Ningún jefe de Estado mantiene su prestancia en bañador, y menos con el atuendo a cuadros de un adicto al golf, el deporte que puede practicarse fumando. De esta guisa paseaba Frederik W. de Klerk por Mallorca en julio de 1993, poco antes de ceder la presidencia de Sudáfrica a Nelson Mandela y de que ambos obtuvieran conjuntamente el premio Nobel de la Paz. La muerte del terrorista más famoso del mundo no sólo cuestiona la labilidad y por tanto la escasa fiabilidad del término. También agranda la figura de su antagonista y predecesor, porque en la entrevista celebrada hace veinte años detalló la extinción pacífica del vicioso régimen de apartheid.

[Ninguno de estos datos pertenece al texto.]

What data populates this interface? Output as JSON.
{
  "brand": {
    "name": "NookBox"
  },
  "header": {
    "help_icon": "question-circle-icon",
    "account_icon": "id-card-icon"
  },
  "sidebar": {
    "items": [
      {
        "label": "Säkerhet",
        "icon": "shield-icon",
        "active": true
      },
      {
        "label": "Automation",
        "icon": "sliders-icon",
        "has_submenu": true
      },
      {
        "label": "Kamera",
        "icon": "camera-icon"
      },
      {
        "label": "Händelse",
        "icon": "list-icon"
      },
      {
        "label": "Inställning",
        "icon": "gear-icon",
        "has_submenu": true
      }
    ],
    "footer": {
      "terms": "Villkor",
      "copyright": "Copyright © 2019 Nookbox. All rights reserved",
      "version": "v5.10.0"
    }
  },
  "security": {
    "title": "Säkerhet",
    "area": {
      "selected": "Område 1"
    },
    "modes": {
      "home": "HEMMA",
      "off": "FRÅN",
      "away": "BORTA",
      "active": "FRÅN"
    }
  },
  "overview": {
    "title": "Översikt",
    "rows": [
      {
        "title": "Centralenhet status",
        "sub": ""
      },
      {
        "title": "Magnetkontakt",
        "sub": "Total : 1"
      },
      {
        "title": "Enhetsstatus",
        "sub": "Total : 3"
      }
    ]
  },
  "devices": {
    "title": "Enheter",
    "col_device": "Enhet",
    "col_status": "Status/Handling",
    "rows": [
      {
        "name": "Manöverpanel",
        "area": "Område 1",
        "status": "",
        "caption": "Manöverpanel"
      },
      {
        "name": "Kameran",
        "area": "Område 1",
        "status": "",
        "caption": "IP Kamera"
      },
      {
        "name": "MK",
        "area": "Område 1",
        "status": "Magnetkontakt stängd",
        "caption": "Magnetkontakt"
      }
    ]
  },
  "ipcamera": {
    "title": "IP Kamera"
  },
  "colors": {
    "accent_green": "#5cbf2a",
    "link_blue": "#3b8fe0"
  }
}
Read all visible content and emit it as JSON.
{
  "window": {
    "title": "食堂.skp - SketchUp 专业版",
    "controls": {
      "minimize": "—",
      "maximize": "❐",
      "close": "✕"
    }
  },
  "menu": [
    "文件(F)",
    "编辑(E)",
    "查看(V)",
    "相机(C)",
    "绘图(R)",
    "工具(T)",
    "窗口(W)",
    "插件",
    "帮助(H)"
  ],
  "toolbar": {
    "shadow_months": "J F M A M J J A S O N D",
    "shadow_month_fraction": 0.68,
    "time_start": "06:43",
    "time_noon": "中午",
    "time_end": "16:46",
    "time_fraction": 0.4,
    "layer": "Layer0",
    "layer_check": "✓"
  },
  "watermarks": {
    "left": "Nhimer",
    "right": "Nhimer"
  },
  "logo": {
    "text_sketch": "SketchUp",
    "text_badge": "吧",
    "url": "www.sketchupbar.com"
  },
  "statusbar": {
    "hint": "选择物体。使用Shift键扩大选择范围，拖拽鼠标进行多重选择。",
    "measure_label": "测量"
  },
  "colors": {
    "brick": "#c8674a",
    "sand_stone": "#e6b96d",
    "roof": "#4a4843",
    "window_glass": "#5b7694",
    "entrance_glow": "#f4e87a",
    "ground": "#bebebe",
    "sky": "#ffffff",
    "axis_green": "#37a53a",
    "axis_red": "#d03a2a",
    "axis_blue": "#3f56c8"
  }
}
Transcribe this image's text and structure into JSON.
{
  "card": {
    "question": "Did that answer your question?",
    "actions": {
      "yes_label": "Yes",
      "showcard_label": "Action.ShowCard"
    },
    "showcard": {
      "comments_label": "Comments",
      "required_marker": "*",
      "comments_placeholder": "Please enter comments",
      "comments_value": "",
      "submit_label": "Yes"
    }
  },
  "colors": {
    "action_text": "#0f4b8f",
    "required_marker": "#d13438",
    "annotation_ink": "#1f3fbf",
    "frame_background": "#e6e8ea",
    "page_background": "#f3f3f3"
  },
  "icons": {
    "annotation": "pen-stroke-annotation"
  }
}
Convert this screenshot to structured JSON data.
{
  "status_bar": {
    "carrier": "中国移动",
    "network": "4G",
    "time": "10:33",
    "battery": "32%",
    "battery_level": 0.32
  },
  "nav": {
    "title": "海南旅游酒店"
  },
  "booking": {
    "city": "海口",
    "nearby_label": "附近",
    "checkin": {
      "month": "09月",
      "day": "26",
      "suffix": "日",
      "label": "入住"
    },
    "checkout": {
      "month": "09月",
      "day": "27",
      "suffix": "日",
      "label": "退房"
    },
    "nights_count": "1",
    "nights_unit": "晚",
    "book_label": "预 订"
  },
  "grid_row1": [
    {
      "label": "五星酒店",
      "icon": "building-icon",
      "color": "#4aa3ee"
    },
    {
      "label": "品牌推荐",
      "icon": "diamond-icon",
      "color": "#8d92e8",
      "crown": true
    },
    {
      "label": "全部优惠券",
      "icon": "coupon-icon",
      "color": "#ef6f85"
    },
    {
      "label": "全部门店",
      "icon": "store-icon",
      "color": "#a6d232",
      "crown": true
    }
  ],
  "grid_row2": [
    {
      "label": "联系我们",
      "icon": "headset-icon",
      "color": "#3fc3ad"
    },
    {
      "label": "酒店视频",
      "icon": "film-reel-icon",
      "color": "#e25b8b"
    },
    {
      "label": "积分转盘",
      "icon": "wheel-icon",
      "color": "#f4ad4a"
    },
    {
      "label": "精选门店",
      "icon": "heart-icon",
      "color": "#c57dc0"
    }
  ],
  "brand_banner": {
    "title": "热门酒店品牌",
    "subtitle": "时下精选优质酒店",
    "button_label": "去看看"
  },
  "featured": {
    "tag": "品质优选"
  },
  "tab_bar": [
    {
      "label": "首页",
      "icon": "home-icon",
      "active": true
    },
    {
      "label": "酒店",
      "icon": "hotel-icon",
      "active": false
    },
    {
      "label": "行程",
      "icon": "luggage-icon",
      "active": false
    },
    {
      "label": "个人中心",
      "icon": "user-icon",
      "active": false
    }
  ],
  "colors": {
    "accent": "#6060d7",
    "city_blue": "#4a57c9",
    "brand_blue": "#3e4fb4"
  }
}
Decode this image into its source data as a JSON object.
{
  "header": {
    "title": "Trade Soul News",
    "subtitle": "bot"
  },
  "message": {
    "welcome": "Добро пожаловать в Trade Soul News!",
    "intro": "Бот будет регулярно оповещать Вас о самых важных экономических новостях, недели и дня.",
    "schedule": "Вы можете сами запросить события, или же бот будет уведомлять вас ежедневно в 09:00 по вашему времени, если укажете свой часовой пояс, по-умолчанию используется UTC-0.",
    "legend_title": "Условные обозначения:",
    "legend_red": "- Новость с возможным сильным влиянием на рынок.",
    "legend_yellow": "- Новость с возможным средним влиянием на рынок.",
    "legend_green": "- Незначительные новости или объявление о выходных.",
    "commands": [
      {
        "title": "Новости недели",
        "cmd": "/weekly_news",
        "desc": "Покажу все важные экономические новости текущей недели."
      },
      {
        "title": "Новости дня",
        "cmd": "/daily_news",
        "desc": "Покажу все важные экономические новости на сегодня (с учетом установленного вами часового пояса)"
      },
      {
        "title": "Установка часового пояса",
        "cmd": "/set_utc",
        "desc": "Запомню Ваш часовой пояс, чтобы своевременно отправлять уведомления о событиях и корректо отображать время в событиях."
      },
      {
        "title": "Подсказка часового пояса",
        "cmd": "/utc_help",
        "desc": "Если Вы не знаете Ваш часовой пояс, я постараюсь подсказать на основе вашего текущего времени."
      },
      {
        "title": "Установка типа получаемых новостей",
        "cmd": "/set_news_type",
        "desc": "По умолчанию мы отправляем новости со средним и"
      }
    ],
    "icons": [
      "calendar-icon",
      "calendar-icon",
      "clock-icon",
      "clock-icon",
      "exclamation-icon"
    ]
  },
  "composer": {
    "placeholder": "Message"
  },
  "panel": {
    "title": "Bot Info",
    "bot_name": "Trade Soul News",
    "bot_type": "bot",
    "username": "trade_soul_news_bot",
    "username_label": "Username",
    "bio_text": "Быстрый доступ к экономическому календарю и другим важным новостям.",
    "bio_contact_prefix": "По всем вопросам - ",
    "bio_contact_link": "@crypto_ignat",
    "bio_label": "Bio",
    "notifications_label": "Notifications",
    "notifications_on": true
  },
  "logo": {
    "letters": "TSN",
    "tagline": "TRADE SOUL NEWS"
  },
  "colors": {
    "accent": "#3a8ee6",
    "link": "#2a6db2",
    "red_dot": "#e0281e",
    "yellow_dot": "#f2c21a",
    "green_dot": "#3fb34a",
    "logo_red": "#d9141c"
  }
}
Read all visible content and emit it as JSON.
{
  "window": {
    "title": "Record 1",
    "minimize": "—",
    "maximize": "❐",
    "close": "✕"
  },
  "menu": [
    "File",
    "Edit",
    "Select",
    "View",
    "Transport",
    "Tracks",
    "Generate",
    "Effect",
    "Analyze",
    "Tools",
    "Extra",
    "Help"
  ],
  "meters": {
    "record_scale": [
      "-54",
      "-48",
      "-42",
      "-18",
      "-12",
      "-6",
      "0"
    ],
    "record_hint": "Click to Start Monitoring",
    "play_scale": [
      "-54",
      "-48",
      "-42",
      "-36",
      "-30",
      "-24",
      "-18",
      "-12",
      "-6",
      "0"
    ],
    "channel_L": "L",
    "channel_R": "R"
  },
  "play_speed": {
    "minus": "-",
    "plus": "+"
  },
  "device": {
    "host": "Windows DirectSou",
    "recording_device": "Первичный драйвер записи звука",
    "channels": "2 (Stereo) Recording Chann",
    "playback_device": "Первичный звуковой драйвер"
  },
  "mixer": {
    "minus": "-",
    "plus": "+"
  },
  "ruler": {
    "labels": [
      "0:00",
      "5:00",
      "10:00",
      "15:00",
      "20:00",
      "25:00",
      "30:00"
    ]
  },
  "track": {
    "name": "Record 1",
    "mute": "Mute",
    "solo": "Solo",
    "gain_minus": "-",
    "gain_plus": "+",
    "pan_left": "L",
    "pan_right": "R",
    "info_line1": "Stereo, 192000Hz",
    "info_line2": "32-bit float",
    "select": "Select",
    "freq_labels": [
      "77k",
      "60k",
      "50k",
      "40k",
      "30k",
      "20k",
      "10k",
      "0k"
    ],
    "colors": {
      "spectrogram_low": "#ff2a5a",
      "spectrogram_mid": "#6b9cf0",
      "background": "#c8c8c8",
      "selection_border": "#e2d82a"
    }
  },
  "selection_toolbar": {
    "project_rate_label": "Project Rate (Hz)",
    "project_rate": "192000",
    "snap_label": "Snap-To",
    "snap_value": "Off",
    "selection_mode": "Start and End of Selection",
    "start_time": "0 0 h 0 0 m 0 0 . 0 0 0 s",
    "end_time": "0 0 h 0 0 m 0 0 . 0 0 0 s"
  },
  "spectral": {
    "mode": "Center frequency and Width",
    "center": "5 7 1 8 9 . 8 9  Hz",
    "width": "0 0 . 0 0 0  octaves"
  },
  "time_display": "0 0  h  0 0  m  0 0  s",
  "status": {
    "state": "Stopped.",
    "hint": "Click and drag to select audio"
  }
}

De Klerk es el Mandela blanco. Asumía la maldición asociada a su pertenencia a la clase opresora, sin que esta evidencia le apeara de su convicción de capitanear un cambio radical en el país que presidía. Una simple frase, «no soy el líder de los blancos», le servía desde España para enmarcar un cambio que no sólo alteró la faz de Sudáfrica, sino que sirvió de trampolín para que África se haya erigido en la pieza del rompecabezas planetario que puede experimentar un desarrollo más acelerado a lo largo de este siglo. El jefe de Estado se enfrentaba a su papel revolucionario desde una frialdad no calculada ni calculadora. Al margen de cualquier tentación vanidosa, destacaba que «es Sudáfrica la que está haciendo historia, no yo».

Con independencia incluso de su similar evolución política del despotismo a la democracia, abundan los rasgos de carácter que emparentan a De Klerk con Adolfo Suárez. Veinte años atrás, el último presidente blanco de Sudáfrica hablaba sin tapujos en un inglés pastoso, y mostraba una escalofriante sang froid en quien había acometido una de las empresas más complicadas en el broche del siglo XX. El presidente sudafricano ignoraba que Suárez también jugaba por aquellas fechas al golf en las proximidades. Sin embargo, De Klerk estaba dispuesto a estrechar los vínculos entre su proyecto y la disolución del franquismo. Al preguntarle por los ribetes utópicos de unas propuestas que se iniciaban con el sufragio universal, apuntalaba la racionalidad de su empeño en un ejemplo muy concreto. «Mis planes no son irrealizables, sólo quiero hacer una transición a la española».

Ahora que se cuestionan los frutos del tránsito español del franquismo a la democracia, es oportuno refrescar que el líder de una de las transformaciones más vertiginosas del pasado reciente se inspiraba directamente en la labor liderada por el Rey y Suárez. No es lícito apropiarse del borrascoso procedimiento seguido en España y Sudáfrica, una reconciliación con singulares procesos de amnistía, sin reconocer sus aspectos rugosos. La reinterpretación angélica de la transición se halla en la raíz de las dificultades políticas actuales. De Klerk era el último de una estirpe de dictadores. Por clarividencia o conveniencia, encauzó un país multirracial. Mandela sería un terrorista simpático si hoy se reencarnara, el dirigente de un Congreso Nacional Africano que figuraría como objetivo de los drones de la guerra contra el terror. De ahí que fuera la pieza imprescindible para restañar las heridas, en una promoción política tan sorprendente como si Solzhenytsin hubiera sido nombrado presidente de Rusia, y totalmente inviable sin la aquiescencia de su predecesor. Ambos líderes sudafricanos ennoblecen al género humano.

La reconciliación siempre se produce entre enemigos y tiene un precio. De Klerk personalizaba el cóctel de inteligencia, sosiego, eficiencia y suficiencia patentado por Suárez. En cuanto a Mandela, invita a su toma de posesión presidencial a los guardianes de sus décadas de privación de libertad. Este gesto caracteriza a la sociedad española de 1977, pero resulta inalcanzable en 2013. Clinton preguntó a Mandela por el peso psicológico de los años de cautiverio, y el líder sudafricano le replicó que prefería olvidarlos, porque no deseaba arrastrar esas cadenas por el resto de sus días. A la vista de este comentario, tal vez sea España quien deba inspirarse en el reflujo de los cambios asociados a las ´transiciones a la española´, la más reciente en Birmania. Al final de la entrevista, De Klerk esbozó el único gesto de coquetería que delataba a un golfista arrepentido. «¿Creen ustedes que estoy correctamente vestido para las fotos, o debería ponerme una corbata?». Era el huésped en Mallorca de Johann Rupert, propietario del grupo Richemont que emplea a una tal princesa Corinna.